Digão- Estamos em vanguarda total. Temos uma empresa, nossa assessoria está em mídias sociais e estamos focando totalmente nisso. Deixamos os velhos caminhos de lado pois está ficando muito caro ter assessoria disso ou daquilo. É mais vantajoso ter uma internet bombando, com muita interação e conteúdo. Acompanhamos a tecnologia e o futuro é esse e vem dando fruto.
NB- Por falar em acompanhar as mudanças, vê-se o crescimento do discurso do politicamente correto. As letras de muitas músicas dos Raimundos prima pela ironia, escracho e até provocações. Ou seja, mantêm características de uma época em que a reação era menor. De que forma a banda lida com essa situação, em se apresentar com letras que subvertem o politicamente correto?
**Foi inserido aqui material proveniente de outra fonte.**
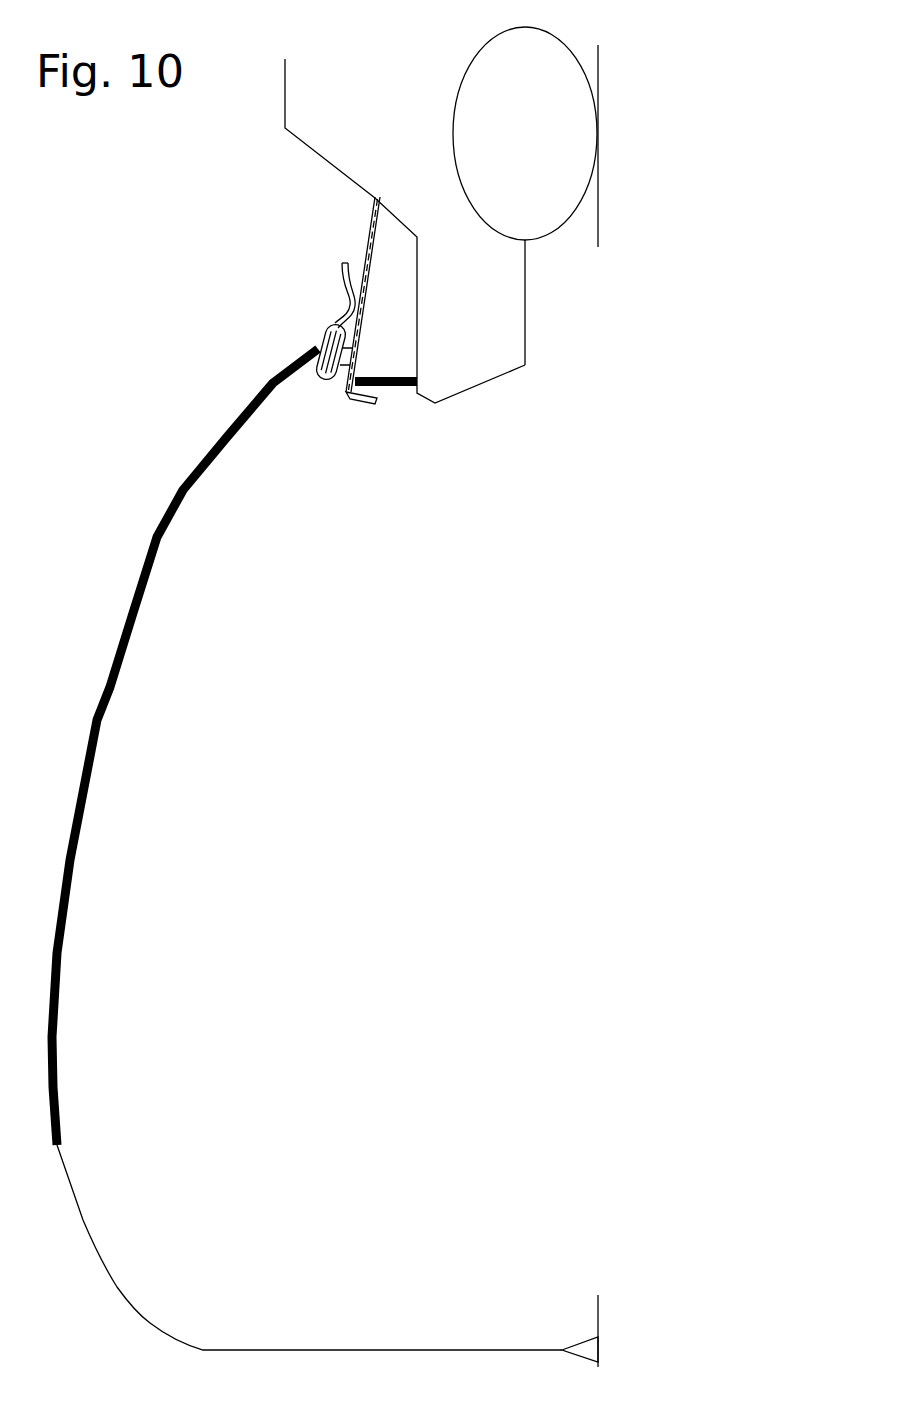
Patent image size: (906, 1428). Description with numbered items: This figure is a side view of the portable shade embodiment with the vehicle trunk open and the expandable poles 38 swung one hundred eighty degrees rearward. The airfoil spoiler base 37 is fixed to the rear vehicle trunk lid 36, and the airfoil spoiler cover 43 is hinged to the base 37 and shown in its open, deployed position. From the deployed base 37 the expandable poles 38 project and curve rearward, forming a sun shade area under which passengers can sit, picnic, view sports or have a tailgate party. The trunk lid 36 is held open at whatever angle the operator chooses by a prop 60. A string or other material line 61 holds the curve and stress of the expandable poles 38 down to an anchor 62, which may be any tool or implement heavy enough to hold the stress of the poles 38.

Digão- Naquela época existia uma censura muito grande e os Raimundos foram meio que uma "ruptura". A gente enfiou a mão no pote de mel e se esbaldou. Rolou aquela abertura (a redemocratização do país no final dos anos 1980 e o fim da censura, em 1988) mesmo e aproveitamos. Mas os Raimundos é uma banda que sempre teve hora e lugar. Não somos uma banda que tocava palavrão às duas da tarde e tira as crianças da sala (o artista ri). Com exceção de Selim, que nem foi uma estratégia nossa, foi algo que aconteceu aquém da nossa estratégia de lançamento. Os Raimundos nunca tocaram em emissoras de rádio ou televisão de cunho popular. Nunca as músicas com palavrões estiveram em horário nobre. Sempre teve a hora certa para o público certo. Fomos estourar em rádio mesmo, pra "caralho", com "Mulher de Fases", que não tem palavrão. O que a gente vê hoje, uma galera muito "mi mi mi", politicamente correta e muita hipocrisia. Eu, particularmente, não me importo com essa galera que fica nessa perseguição toda, tornando tudo chato. Estão deixando o mundo deprimido. As pessoas não estão vendo o mal que fazem a elas mesmas, impondo limites ao extremo.